C’est là – si vous me permettez ce souvenir personnel – que je l’ai connue. Alors délégué général de l’Uneppa, l’ancêtre du Synerpa, mais aussi responsable du PS aux personnes âgées, cette infirmière en psychiatrie qui n’était pas rompu aux miasmes de la technocratie m’avait demandé de l’initier à la compréhension de la tarification et de la réglementation médico-sociale. Nous l’avions fait de bon cœur avec des personnes comme Pascal Terrasse, Pascal Champvert, Erick Lajarge, David Causse, Richard Tourisseau et d’autres encore. Elle prit cette mission tellement à cœur qu’elle rédigea un rapport qu’elle remis en 1999 à Lionel Jospin alors Premier Ministre.
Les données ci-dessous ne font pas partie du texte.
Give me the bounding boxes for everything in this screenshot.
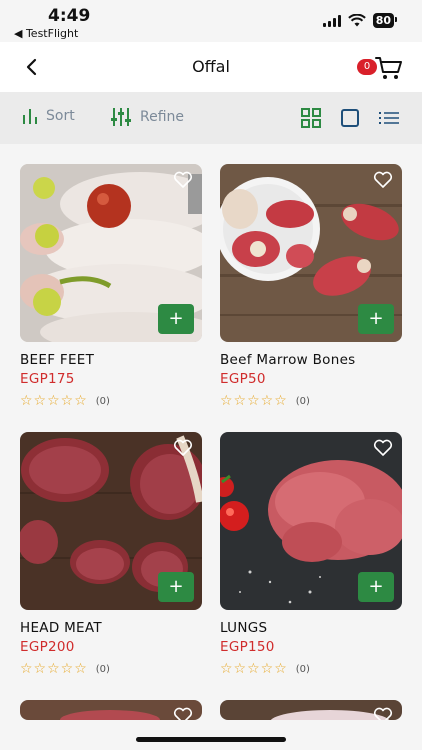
product-card[interactable]: + BEEF FEET EGP175 ☆☆☆☆☆ (0) (20, 164, 202, 409)
product-image[interactable]: + (20, 164, 202, 342)
product-name: HEAD MEAT (20, 620, 102, 636)
product-card[interactable] (20, 700, 202, 720)
product-image[interactable]: + (220, 432, 402, 610)
nav-header: Offal 0 (0, 42, 422, 92)
filter-toolbar: Sort Refine (0, 92, 422, 144)
refine-label: Refine (140, 109, 185, 125)
favorite-heart-icon[interactable] (173, 171, 193, 189)
grid-view-icon[interactable] (300, 108, 322, 128)
add-to-cart-button[interactable]: + (158, 572, 194, 602)
wifi-icon (347, 14, 366, 27)
add-to-cart-button[interactable]: + (358, 572, 394, 602)
review-count: (0) (295, 663, 310, 675)
product-name: Beef Marrow Bones (220, 352, 356, 368)
star-rating-icons: ☆☆☆☆☆ (20, 393, 88, 409)
refine-button[interactable]: Refine (110, 108, 184, 126)
cart-icon[interactable] (375, 55, 403, 81)
product-image[interactable] (220, 700, 402, 720)
status-icons: 80 (322, 13, 398, 28)
favorite-heart-icon[interactable] (373, 171, 393, 189)
star-rating-icons: ☆☆☆☆☆ (220, 661, 288, 677)
status-time: 4:49 (48, 6, 91, 26)
product-price: EGP175 (20, 371, 75, 387)
product-price: EGP150 (220, 639, 275, 655)
review-count: (0) (95, 663, 110, 675)
status-bar: 4:49 ◀ TestFlight 80 (0, 0, 422, 42)
product-card[interactable]: + HEAD MEAT EGP200 ☆☆☆☆☆ (0) (20, 432, 202, 677)
product-card[interactable] (220, 700, 402, 720)
product-image[interactable] (20, 700, 202, 720)
product-rating: ☆☆☆☆☆ (0) (220, 661, 402, 677)
product-card[interactable]: + Beef Marrow Bones EGP50 ☆☆☆☆☆ (0) (220, 164, 402, 409)
product-card[interactable]: + LUNGS EGP150 ☆☆☆☆☆ (0) (220, 432, 402, 677)
product-name: BEEF FEET (20, 352, 95, 368)
cart-count-badge: 0 (357, 59, 377, 75)
product-rating: ☆☆☆☆☆ (0) (20, 393, 202, 409)
product-name: LUNGS (220, 620, 268, 636)
single-view-icon[interactable] (339, 108, 361, 128)
sort-label: Sort (46, 108, 75, 124)
favorite-heart-icon[interactable] (373, 439, 393, 457)
product-image[interactable]: + (20, 432, 202, 610)
sort-bars-icon (23, 109, 37, 124)
product-image[interactable]: + (220, 164, 402, 342)
star-rating-icons: ☆☆☆☆☆ (20, 661, 88, 677)
battery-icon: 80 (372, 13, 398, 28)
sort-button[interactable]: Sort (22, 108, 75, 124)
sliders-icon (111, 108, 131, 126)
home-indicator[interactable] (136, 737, 286, 742)
add-to-cart-button[interactable]: + (358, 304, 394, 334)
product-rating: ☆☆☆☆☆ (0) (20, 661, 202, 677)
favorite-heart-icon[interactable] (173, 439, 193, 457)
product-rating: ☆☆☆☆☆ (0) (220, 393, 402, 409)
review-count: (0) (95, 395, 110, 407)
list-view-icon[interactable] (378, 108, 400, 128)
add-to-cart-button[interactable]: + (158, 304, 194, 334)
product-price: EGP50 (220, 371, 266, 387)
favorite-heart-icon[interactable] (173, 707, 193, 720)
review-count: (0) (295, 395, 310, 407)
favorite-heart-icon[interactable] (373, 707, 393, 720)
star-rating-icons: ☆☆☆☆☆ (220, 393, 288, 409)
back-to-app-link[interactable]: ◀ TestFlight (14, 27, 78, 40)
product-price: EGP200 (20, 639, 75, 655)
signal-icon (322, 14, 341, 27)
Et ce sont les préconisations de ce rapport qu’elle mis largement en œuvre deux ans plus tard lorsqu’elle fut nommée Ministre.

Les uns et les autres se rappelleront ces dîners au Ministère où elle invitait ses hôtes à déguster la Cancoillotte, ce fromage de Franche-Comté, une région qu’elle aimait et dont elle avait toujours conservé l’accent si typique.

Une amie du Mensuel

En 1999, pour le 2ème anniversaire du Mensuel, entourée par Pascal Champvert et Luc Broussy

Mais elle fut aussi une grande amie du Mensuel des Maisons de Retraite qu’elle lisait avec soin et dont elle fut, de fait, une héroïne permanente. Il y a quelques années, plus de 10 ans après son départ du Ministère, le Mensuel fit un grand sondage auprès de ses lecteurs pour savoir qui, selon eux, avaient le plus marqué l’histoire du secteur. Paulette Guinchard arriva bien évidemment loin, très loin, très très loin devant tout le monde.

On la reverra ensuite à la tête de la Fondation nationale de Gérontologie puis surtout à la présidence de la CNSA.

Malade depuis de nombreuses années, sa dernière décision fut une fois de plus l’acte d’une femme courageuse, l’acte de la femme libre qu’elle était. Elle a choisi le suicide assisté en Suisse. Même le dernier acte de sa vie aura été un acte militant et humaniste.

Les hommages qui pleuvent de partout, de tous les camps politiques depuis ce matin sont l’ultime preuve – mais qui en doutait ? – de la profonde empreinte qu’elle aura laissée et du profond respect que cette femme unique aura suscité.

Alors, toi, jeune padawan, n’oublies jamais Paulette : car sans elle le monde dans lequel tu évolues aujourd’hui serait moins beau, moins généreux.